The Shelton Brothers

Day 34
Location: Hogback Ridge Shelter
Miles hiked today: 14.7
Miles from Springer: 311.8
Miles from Katahdin: 1862.2
Elevation: 4255′

I started off the day going up Big Butt Mountain. Nope, that’s not a joke. At the top there are a very unique pair of rocks that you can climb up on, and you get a view of all the surrounding mountains. I had climbed up and sat there for a little bit, then moved on. Only when it was pointed out to me later did I realize that those rocks indeed do look like a pair of butt cheeks. If only I had taken a picture! I guess these country folks down here don’t mess around when naming their mountains, and call it like they see it.

I came across some Civil War graves today. Fred back at Hemlock Hollow had told me about them, and I was looking forward to seeing them. I did not get the full story on them until later when we met a gentleman who was hiking in just to get a photo of the graves, and said he had done some research on the Shelton family. As the story goes, there was a bit of a local feud in these parts back before the civil war had started, and a bunch of men came one day and rounded up the Shelton clan. They killed 10 of the men and horse whipped all of the women between 30 and 60. Once the civil war started, two of the remaining Shelton boys, David and William decided to join the Union army. (Which was not uncommon for the hill country of western North Carolina). In 1863, the two men were coming home to visit family, led by a 13 year old nephew, Millard Haire, as a guide. Some Confederate soldiers found the three of them when they were nearly home, and killed them all. They were buried in a mass grave, and today there is a headstone for Millard and government headstones for the two soldiers. What a rough time that would have been to live in!
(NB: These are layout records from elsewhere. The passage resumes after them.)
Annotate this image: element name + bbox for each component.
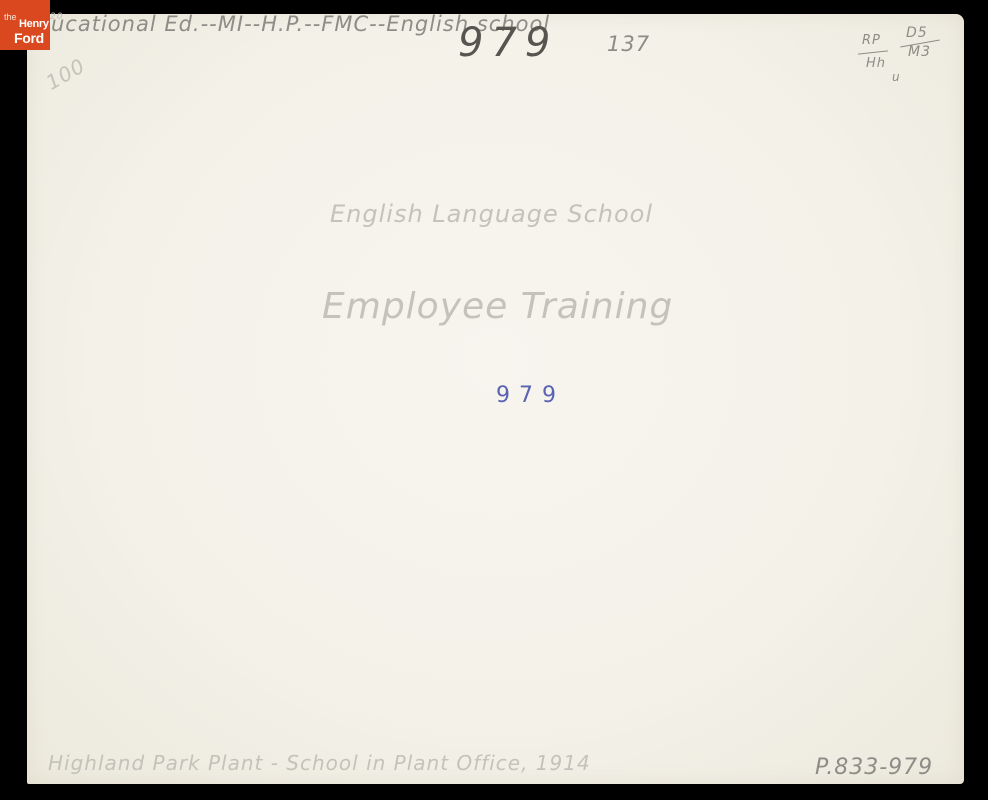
top-number: 979 <box>458 20 558 66</box>
code-hh: Hh <box>866 56 886 71</box>
middle-line-1: English Language School <box>330 200 653 228</box>
code-rp: RP <box>862 33 881 48</box>
code-d5: D5 <box>906 25 928 41</box>
catalog-number: P.833-979 <box>815 755 933 780</box>
code-m3: M3 <box>908 44 931 60</box>
bottom-caption: Highland Park Plant - School in Plant Of… <box>48 751 591 775</box>
logo-henry: Henry <box>19 19 49 30</box>
middle-number: 979 <box>496 383 565 408</box>
code-u: u <box>892 70 901 84</box>
top-count: 137 <box>607 32 650 56</box>
middle-line-2: Employee Training <box>322 286 673 327</box>
logo-ford: Ford <box>14 31 44 45</box>
henry-ford-logo[interactable]: the Henry Ford <box>0 0 50 50</box>
logo-the: the <box>4 13 17 22</box>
The A.T. is taking a huge southern jog right now, so almost all of today’s hike was southbound. From the map it looks like it does this so it can go over Big Bald, which I will see tomorrow. It also is still following the state line. The A.T. is built on public land, but much of it had to be bought from private owners, sometimes using emminent domain. There is supposedly still a lot of hostility in this area near Erwin towards the trail and towards the hikers. There is one section where you literally go between two properties, and several parts where you cross old livestock fences. I saw at least three property markers today, set right in the trail declaring that it marks the corner of someone’s property. On the map, there are some parts where the green “forest” area around the trail is only as wide as the trail itself, with the surrounding areas in white. At any rate, my friend Elgixin experienced some little kids yelling obscenities at him today, from one of those adjacent properties. I wonder where those kids learned to do that?